Today, eerily similar tensions are brewing in another community with large Jewish and black populations living in close proximity. Only this time, it’s a few hours down I-95 in Baltimore.

On Wednesday, as the Baltimore Sun reported, Avi and Eliyahu Werdesheim, 20 and 23, pleaded not guilty to assault charges related to an incident in which the two men, who were members of a citizens’ patrol group called Shomrim, allegedly beat a 15-year-old black man as he walked through the neighborhood after dark.

The Baltimore neighborhood in which the attack took place, known as Park Heights, could use some help with emergency services. The local precinct recorded 30 homicides in 2010, and the area is plagued by abandoned houses and joblessness.

Outside the courthouse, however, protesters held signs that read “Prosecute Shomrim.” One a protestor told a videographer, “If it was my child they would’ve got time. So I don’t see what the difference is because they are Jews.”

Orthodox Jewish communities across the country often form groups to supplement city emergency and anti-crime services, sometimes equipped with cruisers, radios and uniforms (although usually unarmed). These groups often have close ties with the local police precinct and work in cooperation with city cops.

Crown Heights has its own Shomrim group, as well as an emergency-medical service called Hatzalah.

Hatzalah played a key role in the Crown Heights riots of 1991. According to published accounts, after a driver in the motorcade of a Hasidic rabbi veered onto the sidewalk and hit young Gavin Cato, a Hatzalah ambulance arrived on the scene and tended to the driver of the car and two other Jewish men while the child was pinned under the car and dying, leaving his care to a city EMS team.

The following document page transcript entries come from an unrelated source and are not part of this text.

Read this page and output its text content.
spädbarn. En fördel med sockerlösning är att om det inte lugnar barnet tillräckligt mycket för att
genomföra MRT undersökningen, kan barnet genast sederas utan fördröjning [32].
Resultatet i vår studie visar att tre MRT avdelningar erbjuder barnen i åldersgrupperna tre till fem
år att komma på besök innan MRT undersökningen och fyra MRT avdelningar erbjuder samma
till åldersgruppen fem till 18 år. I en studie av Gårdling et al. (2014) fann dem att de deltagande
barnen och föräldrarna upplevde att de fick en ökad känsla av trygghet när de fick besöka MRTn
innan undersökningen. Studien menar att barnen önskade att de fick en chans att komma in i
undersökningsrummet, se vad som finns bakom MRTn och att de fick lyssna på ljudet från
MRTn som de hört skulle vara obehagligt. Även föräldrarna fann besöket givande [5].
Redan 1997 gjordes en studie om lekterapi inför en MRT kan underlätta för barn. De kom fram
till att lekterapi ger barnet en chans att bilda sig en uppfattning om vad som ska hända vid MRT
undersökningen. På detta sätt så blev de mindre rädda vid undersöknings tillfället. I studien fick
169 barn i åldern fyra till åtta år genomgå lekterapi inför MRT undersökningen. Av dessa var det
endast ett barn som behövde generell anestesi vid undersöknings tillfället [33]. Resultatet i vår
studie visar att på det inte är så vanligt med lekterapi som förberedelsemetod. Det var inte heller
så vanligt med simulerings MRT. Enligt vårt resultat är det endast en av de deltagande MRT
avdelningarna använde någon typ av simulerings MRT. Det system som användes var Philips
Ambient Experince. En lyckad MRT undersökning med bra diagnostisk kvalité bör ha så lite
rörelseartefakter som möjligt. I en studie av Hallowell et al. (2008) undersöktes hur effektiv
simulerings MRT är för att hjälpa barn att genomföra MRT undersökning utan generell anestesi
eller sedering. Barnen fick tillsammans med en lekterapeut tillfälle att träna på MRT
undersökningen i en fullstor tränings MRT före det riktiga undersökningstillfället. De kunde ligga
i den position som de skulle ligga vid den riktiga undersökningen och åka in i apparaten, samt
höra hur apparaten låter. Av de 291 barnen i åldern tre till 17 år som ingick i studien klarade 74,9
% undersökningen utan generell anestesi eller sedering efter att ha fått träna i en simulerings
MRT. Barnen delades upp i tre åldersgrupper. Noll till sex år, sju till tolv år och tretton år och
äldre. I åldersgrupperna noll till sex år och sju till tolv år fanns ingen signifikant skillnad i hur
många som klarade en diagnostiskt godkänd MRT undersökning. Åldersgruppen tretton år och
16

The incident, and what some black Crown Heights residents viewed as indifference on the part of the Jewish driver and emergency crew, helped spark the riots. Soon after, Yankel Rosenbaum, a visiting Jewish student from Australia, was stabbed to death by Lemrick Nelson, a black teen, as a mob shouted, “Get the Jew!”

The Baltimore case has not escalated to the point of riots or violence, but the tension in the situation is palpable, according to media reports. There is also a relevant political subtext: In September, a former federal prosecutor named Gregg Bernstein, who is Jewish, unseated incumbent State’s Attorney Pat Jessamy, who is black, to take up the most important crime-fighting position in Baltimore’s judiciary.

A Crown Heights blog took notice of the parallels when, on Jan. 20, Bernstein dropped charges of felony assault against one of the Werdesheim brothers.

The scaling-back of the charges to misdemeanor status did not sit well with Baltimore’s black community. Protesters at the courthouse were quoted suggesting that Bernstein’s move was inappropriate, and that the community-policing organization has too close a relationship with the local police force.

The Baltimore incident has revived the debate over extrajudicial neighborhood patrols and service-providers in urban communities. It is striking how reminiscent the situation is to that of Crown Heights in the 1990s, and what those similarities says about exactly how far these communities have — or haven’t –- come.